Study samples varied from as little as 18 persons in the study of Penta et al. [27] to as many as 16519 persons in the study conducted by Wolfe et al. [28]. Most studies (92.9%) performed analyses on a population sample of at least 50 persons.
In 85 of the 99 studies IRT analyses were applied to PROs. The remaining 14 studies applied IRT to CMs. The vast majority of the studies applied IRT to data gathered from patients suffering from rheumatoid arthritis (RA) or osteoarthritis (OA).

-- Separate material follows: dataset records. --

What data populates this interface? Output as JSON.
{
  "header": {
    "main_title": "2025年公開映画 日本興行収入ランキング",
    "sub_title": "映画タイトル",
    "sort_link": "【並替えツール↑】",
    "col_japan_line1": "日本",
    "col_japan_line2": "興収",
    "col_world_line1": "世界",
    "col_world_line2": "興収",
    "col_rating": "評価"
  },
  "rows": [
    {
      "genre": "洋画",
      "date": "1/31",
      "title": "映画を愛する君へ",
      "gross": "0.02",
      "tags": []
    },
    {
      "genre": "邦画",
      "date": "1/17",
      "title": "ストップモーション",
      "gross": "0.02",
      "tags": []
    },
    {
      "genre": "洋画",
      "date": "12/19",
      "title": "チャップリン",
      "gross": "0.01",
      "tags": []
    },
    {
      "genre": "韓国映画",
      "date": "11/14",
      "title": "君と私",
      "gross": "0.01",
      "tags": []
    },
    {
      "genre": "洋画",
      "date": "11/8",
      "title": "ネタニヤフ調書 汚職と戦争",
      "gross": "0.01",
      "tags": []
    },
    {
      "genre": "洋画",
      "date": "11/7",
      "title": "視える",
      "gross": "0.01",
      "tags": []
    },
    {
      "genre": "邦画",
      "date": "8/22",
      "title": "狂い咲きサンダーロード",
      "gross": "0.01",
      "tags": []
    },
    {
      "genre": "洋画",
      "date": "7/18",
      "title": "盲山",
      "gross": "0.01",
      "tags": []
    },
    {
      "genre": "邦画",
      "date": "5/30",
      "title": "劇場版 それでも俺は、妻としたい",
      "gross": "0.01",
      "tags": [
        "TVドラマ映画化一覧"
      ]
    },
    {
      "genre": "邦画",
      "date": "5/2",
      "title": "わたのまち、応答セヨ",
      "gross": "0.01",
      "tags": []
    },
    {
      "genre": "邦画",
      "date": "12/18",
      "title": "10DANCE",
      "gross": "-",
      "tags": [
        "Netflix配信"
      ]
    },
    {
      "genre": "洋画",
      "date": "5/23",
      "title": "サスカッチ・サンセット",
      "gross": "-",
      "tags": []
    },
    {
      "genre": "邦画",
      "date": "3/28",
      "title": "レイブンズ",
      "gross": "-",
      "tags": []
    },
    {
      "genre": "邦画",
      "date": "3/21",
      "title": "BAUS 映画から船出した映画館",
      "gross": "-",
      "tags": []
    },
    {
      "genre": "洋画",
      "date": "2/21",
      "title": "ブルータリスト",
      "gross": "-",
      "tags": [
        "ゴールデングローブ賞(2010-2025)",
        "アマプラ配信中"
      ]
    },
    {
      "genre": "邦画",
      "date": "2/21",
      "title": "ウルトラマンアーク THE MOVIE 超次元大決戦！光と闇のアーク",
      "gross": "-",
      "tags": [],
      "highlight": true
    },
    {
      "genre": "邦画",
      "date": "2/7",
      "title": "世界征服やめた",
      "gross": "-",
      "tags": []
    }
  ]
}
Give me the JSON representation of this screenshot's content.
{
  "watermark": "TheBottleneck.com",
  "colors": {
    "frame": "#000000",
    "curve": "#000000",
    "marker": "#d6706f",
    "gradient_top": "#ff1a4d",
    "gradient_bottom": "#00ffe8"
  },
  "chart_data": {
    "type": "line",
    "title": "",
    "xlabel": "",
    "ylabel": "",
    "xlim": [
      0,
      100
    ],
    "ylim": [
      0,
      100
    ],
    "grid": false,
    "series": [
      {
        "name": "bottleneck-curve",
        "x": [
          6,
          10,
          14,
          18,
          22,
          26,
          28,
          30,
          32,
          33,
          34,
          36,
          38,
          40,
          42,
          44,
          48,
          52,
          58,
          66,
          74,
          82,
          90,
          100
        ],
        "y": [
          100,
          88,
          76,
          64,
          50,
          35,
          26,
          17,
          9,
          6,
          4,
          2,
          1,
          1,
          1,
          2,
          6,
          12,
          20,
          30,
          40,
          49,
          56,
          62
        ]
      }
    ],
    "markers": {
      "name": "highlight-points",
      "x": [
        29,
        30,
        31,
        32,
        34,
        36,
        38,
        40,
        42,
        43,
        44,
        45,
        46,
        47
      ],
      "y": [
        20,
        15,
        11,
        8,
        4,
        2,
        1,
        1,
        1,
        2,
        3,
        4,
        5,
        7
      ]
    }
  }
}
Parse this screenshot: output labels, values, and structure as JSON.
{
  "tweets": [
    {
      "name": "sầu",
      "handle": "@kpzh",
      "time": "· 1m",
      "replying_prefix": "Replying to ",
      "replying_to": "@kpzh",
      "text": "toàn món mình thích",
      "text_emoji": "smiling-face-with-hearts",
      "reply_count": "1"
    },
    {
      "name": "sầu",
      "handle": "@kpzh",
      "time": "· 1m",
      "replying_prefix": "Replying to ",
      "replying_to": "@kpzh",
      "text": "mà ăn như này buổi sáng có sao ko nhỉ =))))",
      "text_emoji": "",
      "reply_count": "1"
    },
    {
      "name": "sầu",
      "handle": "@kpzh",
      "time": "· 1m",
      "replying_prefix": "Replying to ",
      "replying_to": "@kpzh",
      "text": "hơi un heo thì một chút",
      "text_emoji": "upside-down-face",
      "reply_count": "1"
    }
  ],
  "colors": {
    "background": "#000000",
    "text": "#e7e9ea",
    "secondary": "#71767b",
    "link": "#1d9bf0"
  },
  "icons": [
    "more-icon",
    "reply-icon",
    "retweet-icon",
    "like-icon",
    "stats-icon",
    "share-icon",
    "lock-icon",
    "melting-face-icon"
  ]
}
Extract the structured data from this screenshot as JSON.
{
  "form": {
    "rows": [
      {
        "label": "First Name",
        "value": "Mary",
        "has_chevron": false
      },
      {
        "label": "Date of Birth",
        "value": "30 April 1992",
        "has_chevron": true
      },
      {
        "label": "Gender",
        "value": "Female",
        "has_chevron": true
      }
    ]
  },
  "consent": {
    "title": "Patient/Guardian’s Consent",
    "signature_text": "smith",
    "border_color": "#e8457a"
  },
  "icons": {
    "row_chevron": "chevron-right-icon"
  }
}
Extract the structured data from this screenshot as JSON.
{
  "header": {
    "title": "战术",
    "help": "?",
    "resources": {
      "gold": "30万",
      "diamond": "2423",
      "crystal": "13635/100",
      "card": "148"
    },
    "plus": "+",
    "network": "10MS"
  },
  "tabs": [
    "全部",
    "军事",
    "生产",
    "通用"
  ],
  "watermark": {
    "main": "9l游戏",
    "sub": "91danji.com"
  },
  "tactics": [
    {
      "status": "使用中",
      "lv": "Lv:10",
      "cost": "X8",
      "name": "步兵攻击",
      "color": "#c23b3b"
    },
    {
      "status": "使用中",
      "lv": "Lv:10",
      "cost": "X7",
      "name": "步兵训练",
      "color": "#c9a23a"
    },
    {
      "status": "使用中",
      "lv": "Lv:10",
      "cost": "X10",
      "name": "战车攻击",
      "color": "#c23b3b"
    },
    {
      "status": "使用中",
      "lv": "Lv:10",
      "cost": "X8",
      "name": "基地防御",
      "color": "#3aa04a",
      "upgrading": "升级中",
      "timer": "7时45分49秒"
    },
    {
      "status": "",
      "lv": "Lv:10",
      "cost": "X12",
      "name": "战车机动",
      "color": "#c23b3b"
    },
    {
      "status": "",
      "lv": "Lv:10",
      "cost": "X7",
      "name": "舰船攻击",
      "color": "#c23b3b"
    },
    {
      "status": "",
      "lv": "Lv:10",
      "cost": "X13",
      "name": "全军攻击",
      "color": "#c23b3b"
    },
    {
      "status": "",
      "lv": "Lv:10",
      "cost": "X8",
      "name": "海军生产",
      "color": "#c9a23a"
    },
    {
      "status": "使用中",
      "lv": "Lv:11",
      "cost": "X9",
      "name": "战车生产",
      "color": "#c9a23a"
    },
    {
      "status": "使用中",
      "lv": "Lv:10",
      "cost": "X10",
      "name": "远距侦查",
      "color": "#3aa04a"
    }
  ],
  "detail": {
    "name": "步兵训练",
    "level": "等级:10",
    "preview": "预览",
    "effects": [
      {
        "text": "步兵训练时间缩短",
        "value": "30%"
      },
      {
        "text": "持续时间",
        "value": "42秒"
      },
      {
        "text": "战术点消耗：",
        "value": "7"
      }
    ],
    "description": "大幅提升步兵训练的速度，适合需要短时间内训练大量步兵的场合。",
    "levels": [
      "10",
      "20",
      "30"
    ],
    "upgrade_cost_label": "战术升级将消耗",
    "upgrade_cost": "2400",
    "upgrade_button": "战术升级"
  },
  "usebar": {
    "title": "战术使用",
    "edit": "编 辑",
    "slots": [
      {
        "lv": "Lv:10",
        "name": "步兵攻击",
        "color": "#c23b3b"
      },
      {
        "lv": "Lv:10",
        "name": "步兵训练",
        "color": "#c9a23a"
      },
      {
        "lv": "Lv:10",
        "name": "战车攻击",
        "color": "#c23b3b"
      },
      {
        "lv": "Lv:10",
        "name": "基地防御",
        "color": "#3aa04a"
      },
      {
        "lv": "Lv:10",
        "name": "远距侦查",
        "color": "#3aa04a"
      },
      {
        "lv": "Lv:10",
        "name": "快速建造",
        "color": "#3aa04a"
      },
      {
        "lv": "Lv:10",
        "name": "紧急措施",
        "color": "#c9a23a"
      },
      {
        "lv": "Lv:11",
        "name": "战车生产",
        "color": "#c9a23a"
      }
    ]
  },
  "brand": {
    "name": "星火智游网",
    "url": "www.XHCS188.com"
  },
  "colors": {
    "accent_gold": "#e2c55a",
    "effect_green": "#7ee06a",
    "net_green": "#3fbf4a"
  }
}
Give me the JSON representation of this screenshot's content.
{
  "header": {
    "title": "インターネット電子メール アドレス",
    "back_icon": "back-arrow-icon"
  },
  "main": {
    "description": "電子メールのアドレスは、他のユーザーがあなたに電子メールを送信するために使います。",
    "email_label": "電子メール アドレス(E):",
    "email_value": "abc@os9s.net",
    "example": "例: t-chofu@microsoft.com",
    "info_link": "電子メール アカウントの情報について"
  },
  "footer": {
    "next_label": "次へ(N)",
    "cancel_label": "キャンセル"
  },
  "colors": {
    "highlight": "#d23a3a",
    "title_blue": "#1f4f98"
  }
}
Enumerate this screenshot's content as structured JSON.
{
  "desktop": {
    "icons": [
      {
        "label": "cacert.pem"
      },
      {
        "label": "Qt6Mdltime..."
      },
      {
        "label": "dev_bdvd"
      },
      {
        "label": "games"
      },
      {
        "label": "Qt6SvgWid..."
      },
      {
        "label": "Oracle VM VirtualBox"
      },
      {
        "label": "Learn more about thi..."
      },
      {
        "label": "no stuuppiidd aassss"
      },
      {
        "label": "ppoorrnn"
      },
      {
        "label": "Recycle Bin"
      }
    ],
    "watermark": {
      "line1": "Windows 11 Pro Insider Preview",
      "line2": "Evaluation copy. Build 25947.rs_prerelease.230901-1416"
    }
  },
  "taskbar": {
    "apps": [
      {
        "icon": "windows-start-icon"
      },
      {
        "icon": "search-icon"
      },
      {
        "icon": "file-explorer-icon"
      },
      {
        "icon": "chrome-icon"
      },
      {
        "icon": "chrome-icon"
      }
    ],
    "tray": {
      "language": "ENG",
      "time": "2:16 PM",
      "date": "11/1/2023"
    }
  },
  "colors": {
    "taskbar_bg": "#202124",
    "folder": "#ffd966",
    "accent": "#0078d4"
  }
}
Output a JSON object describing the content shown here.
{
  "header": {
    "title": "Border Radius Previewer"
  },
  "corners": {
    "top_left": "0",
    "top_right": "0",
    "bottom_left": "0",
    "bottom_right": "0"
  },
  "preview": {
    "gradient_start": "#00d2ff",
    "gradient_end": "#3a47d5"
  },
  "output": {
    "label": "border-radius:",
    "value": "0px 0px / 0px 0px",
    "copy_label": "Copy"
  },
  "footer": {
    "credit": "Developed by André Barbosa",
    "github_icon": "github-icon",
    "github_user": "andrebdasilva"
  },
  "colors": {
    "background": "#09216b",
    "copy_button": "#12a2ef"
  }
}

Outcome measures of overall physical functioning and quality of life were most frequently being analysed. To a lesser extent, studies applied IRT to PRO measures of specific functioning [27, 29‐37], pain [35, 38‐43], psychological constructs [44‐46], and work disability [47‐51]. Studies also applied IRT to CMs such as measures of disease activity [52‐54] and disease damage or radiographic severity [55‐57]. Purpose of analyses Most common main goals for both the PRO‐ and the CM‐studies were the development or evaluation of new measures, the evaluation of existing measures, and the development or evaluation of alternate or short form versions of an existing measure. In addition, several studies aimed to cross‐culturally validate a patient‐reported or clinical measure. IRT was rarely applied for the development of item banks [17, 58] or computerized adaptive tests [59, 60]. Specific IRT analyses IRT model and software
The vast majority of IRT applications within rheumatology involved Rasch analyses, although a clear specification and rationale of the applied Rasch model was not always given. Few studies used a two‐parameter IRT model or Mokken analysis. Most analyses were carried out with the software packages Bigsteps/Winsteps or RUMM.
A motivation of the model choice was only provided in 27.3% of the studies. Likewise, the item and person parameter estimation methods were rarely specified (8.1% and 4.0% of the studies, respectively).